Выбрать главу

Эйнсвуд наклонил голову.

– Гренвилл.

– Терпеть не могу, когда не знаю, что делать.

Его рот накрыл ее губы.

Она потянулась и запустила пальцы в его шевелюру.

Лидия хотела его. Тут уж у нее никаких сомнений не было. Она просто упивалась его грешным вкусом, вдыхала его запах.

Она училась, как целовать его, как прекратить думать и взамен с головой окунуться в ощущения.

Она узнала, как это легко – отбросить самообладание и позволить страстному желанию занять его место.

Она постигла, как глубже проникает это страстное желание, словно вонзающийся в сердце кинжал.

Она до боли жаждала мужа, хотя он был уже внутри ее, частью ее. И ей было больно, потому что она понимала, кто он такой, и знала, что глупо надеяться, что он изменится. Она знала, что тоскует по большему, чем он способен ей когда-либо дать.

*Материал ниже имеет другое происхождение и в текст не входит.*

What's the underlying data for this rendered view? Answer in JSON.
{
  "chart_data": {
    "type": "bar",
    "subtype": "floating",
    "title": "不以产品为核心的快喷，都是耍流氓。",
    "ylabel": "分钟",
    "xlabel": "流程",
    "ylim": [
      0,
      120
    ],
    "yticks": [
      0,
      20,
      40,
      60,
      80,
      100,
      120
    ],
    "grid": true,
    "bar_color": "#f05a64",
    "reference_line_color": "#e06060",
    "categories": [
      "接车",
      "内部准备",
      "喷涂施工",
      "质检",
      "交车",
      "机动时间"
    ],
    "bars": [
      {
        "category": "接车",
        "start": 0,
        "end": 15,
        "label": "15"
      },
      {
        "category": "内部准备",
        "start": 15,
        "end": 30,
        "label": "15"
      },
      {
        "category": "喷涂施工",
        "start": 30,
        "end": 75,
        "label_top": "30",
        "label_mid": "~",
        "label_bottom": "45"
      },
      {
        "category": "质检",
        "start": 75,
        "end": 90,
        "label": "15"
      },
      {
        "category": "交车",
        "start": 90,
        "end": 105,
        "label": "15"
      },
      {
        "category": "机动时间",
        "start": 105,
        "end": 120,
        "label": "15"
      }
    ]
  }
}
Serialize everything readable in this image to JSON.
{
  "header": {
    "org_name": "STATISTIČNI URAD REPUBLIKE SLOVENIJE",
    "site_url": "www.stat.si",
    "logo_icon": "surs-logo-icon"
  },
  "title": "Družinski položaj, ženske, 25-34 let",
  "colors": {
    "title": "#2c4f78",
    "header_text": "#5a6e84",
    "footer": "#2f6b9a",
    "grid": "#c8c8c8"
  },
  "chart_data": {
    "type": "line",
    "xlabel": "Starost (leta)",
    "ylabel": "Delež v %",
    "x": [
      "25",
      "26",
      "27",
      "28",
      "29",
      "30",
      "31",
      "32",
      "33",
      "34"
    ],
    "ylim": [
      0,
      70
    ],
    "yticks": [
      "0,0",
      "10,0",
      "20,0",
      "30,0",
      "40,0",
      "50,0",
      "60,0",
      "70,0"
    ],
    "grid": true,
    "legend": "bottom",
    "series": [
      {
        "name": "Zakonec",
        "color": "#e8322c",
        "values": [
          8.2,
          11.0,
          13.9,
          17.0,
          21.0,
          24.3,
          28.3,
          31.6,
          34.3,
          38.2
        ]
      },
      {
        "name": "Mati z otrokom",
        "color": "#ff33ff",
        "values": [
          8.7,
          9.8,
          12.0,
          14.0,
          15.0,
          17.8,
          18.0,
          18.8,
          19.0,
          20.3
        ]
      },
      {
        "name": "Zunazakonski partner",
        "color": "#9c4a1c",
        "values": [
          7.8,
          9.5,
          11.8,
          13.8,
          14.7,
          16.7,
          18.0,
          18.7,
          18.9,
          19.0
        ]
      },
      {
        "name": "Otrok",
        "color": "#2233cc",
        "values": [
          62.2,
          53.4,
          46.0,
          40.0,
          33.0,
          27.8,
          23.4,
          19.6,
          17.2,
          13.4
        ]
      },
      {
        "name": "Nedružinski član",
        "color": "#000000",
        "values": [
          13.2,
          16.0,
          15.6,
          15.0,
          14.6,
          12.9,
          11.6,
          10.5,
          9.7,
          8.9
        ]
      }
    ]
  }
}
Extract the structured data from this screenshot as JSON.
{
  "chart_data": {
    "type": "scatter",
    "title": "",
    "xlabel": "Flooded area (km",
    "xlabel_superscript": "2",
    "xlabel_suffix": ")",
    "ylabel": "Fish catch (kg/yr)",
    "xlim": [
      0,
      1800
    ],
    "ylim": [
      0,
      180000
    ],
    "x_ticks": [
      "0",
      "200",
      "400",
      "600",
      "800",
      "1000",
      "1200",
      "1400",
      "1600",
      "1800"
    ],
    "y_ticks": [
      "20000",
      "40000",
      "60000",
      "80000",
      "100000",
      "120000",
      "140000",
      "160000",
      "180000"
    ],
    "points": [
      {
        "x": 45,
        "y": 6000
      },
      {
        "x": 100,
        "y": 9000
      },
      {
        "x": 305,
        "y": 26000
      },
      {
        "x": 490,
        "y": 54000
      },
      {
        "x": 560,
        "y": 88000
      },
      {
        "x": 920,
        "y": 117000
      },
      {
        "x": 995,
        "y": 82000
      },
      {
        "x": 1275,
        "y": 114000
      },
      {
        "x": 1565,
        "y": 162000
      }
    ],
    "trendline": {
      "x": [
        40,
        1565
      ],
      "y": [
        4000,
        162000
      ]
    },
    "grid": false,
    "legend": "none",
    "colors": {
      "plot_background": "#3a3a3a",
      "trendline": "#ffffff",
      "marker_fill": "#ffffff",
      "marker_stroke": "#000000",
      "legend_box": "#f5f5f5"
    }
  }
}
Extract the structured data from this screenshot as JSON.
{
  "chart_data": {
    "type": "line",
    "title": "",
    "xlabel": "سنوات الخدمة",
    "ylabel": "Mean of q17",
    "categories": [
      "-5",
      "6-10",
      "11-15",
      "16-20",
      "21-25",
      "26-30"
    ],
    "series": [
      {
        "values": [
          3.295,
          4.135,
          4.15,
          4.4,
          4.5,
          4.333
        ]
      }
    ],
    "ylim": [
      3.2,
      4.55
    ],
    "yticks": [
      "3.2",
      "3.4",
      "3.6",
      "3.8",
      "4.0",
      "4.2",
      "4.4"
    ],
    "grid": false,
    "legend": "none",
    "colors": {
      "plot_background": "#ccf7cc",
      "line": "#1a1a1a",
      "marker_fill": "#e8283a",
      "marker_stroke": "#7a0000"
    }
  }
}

Лидия вновь стала осознавать, что он, лаская, водит по ней руками, опускаясь до того места, где сливались их тела. Он касался ее в том месте, как делал это прежде, чтобы подготовить ее. Хотя в этот раз он уже был в ней, и поглаживания его пальцев вкупе с биением потаенного жара внутри нее, заставляли ее выгибаться. Мучительная жажда завладевала всем ее телом и билась в ней, как биение сердца.

Лидия почувствовала, как Эйнсвуд подался назад.

– Нет, погоди, – взмолилась она. И вцепилась пальцами в его плечи, чтобы удержать.

Мускулы под ее ладонями вздулись и натянулись, как канаты, и тогда он сделал резкий выпад. Наслаждение отдалось в крови и тесной плоти.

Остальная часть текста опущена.